March organized in honour of Joyce Echaquan 3 years after her death at Quebec hospital
Three years to the day after Joyce Echaquan died in a hail of racist insults at the Centre hospitalier régional de Lanaudière in Joliette, her memory will be honoured at a march in the city on Thursday evening.
Participants in the memorial march will gather at 6 p.m. in front of the Lanaudiere Native Friendship Centre. Echaquan's spouse, Carol Dubé, and the Chief of the Manawan Atikamekw Council, Sipi Flamand, will be taking part in the event.
On Sept. 28, 2020, Echaquan, a 37-year-old Atikamekw woman, broadcast to Quebec and beyond the treatment she was receiving at the hospital in Joliette through a Facebook live video in which she was heard being insulted by hospital employees shortly before her tragic death.
Coroner Géhane Kamel ruled in her report on the causes and circumstances of Echaquan's death, filed in September 2021, that "the racism and prejudice Ms.
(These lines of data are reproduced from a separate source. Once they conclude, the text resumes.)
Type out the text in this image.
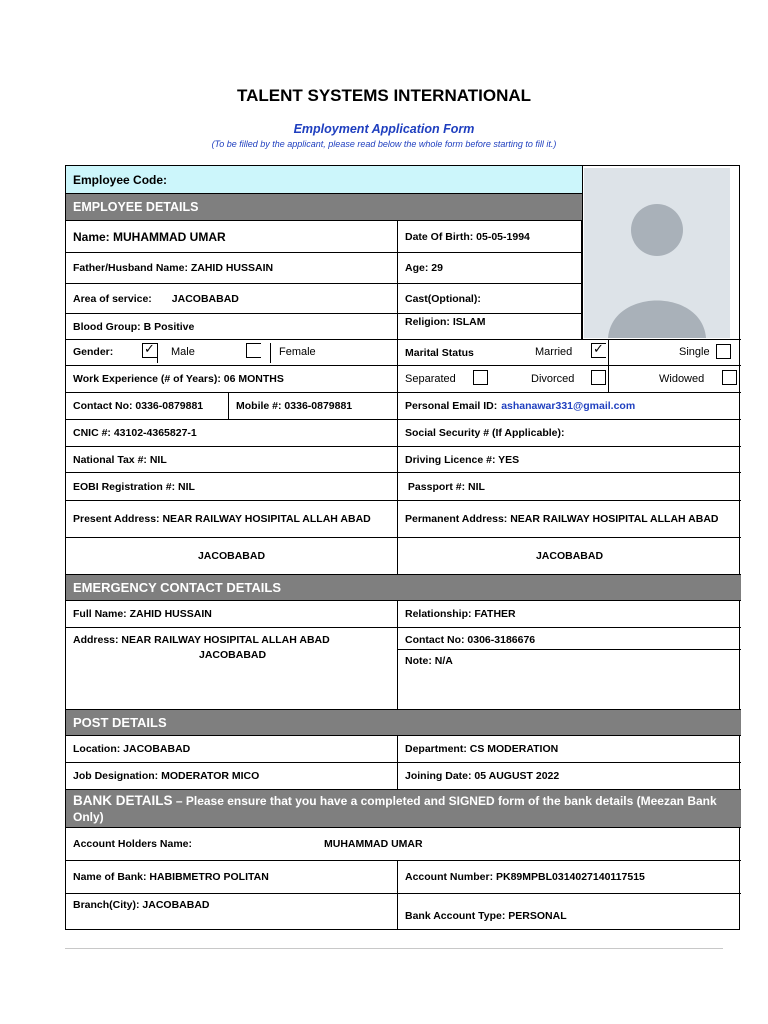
TALENT SYSTEMS INTERNATIONAL
Employment Application Form
(To be filled by the applicant, please read below the whole form before starting to fill it.)
Employee Code:
EMPLOYEE DETAILS
Name: MUHAMMAD UMAR	Date Of Birth: 05-05-1994
Father/Husband Name: ZAHID HUSSAIN	Age: 29
Area of service: JACOBABAD	Cast(Optional):
Blood Group: B Positive	Religion: ISLAM
Gender: ✓	Male	Female	Marital Status	Married	✓	Single
Work Experience (# of Years): 06 MONTHS	Separated	Divorced	Widowed
Contact No: 0336-0879881	Mobile #: 0336-0879881	Personal Email ID: ashanawar331@gmail.com
CNIC #: 43102-4365827-1	Social Security # (If Applicable):
National Tax #: NIL	Driving Licence #: YES
EOBI Registration #: NIL	Passport #: NIL
Present Address: NEAR RAILWAY HOSIPITAL ALLAH ABAD	Permanent Address: NEAR RAILWAY HOSIPITAL ALLAH ABAD
JACOBABAD	JACOBABAD
EMERGENCY CONTACT DETAILS
Full Name: ZAHID HUSSAIN	Relationship: FATHER
Address: NEAR RAILWAY HOSIPITAL ALLAH ABAD
JACOBABAD
Contact No: 0306-3186676
Note: N/A
POST DETAILS
Location: JACOBABAD	Department: CS MODERATION
Job Designation: MODERATOR MICO	Joining Date: 05 AUGUST 2022
BANK DETAILS – Please ensure that you have a completed and SIGNED form of the bank details (Meezan Bank Only)
Account Holders Name:	MUHAMMAD UMAR
Name of Bank: HABIBMETRO POLITAN	Account Number: PK89MPBL0314027140117515
Branch(City): JACOBABAD
Bank Account Type: PERSONAL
Echaquan faced were certainly contributory factors in her death."
The report concludes, however, that the death was accidental.
"The death of the mother of eight from Manawan must not be forgotten," said Jennifer Petiquay-Dufresne, executive director of the Joyce Principle Office, which helped to organize the march.
"It's important to remember the woman she was, what she did in the community, who she was as a woman, as a mother, as a person in general, and to say: how can we join together to make things change from now on," says Petiquay-Dufresene in an interview. "In the community, it's still very striking. These are situations that were happening before Joyce (and) have continued to happen since Joyce."
Petiquay-Dufresne pointed out that incidents of discrimination against Indigenous people in the health-care system are reported to the Joyce Principle Office weekly.
The office opened its doors last July in Manawan. The aim of the organization is to apply the Joyce Principle, which is designed to "guarantee all Indigenous people the right of equitable access, without discrimination, to all health and social services, as well as the right to enjoy the highest attainable standard of physical, mental, emotional and spiritual health," as stated on the office's website.
"We have a number of projects underway, which we hope to be able to talk about more fully towards the end of autumn, early winter," said Petiquay-Dufresne.
She added that these projects "will have concrete repercussions for the safety and equity of access to health care for Indigenous people."
The office is also pursuing its mission to promote and adopt the Joyce Principle with various partners in the fields of health, education and the various levels of government.
The Quebec government does not recognize systemic racism and has not adopted the Principle.
For Petiquay-Dufresne, in order to tackle discrimination, "we have to recognize the problem, and we have to be able to move forward with it."
Joyce's Principle Office is nevertheless hopeful, she said.
"We are hopeful that the rights of Indigenous people can be respected in the short and medium term."
Musical performances by Laura Niquay and Mikon Niquay Ottawa will be presented at the event in honour of Echaquan, which aims to "honour her life."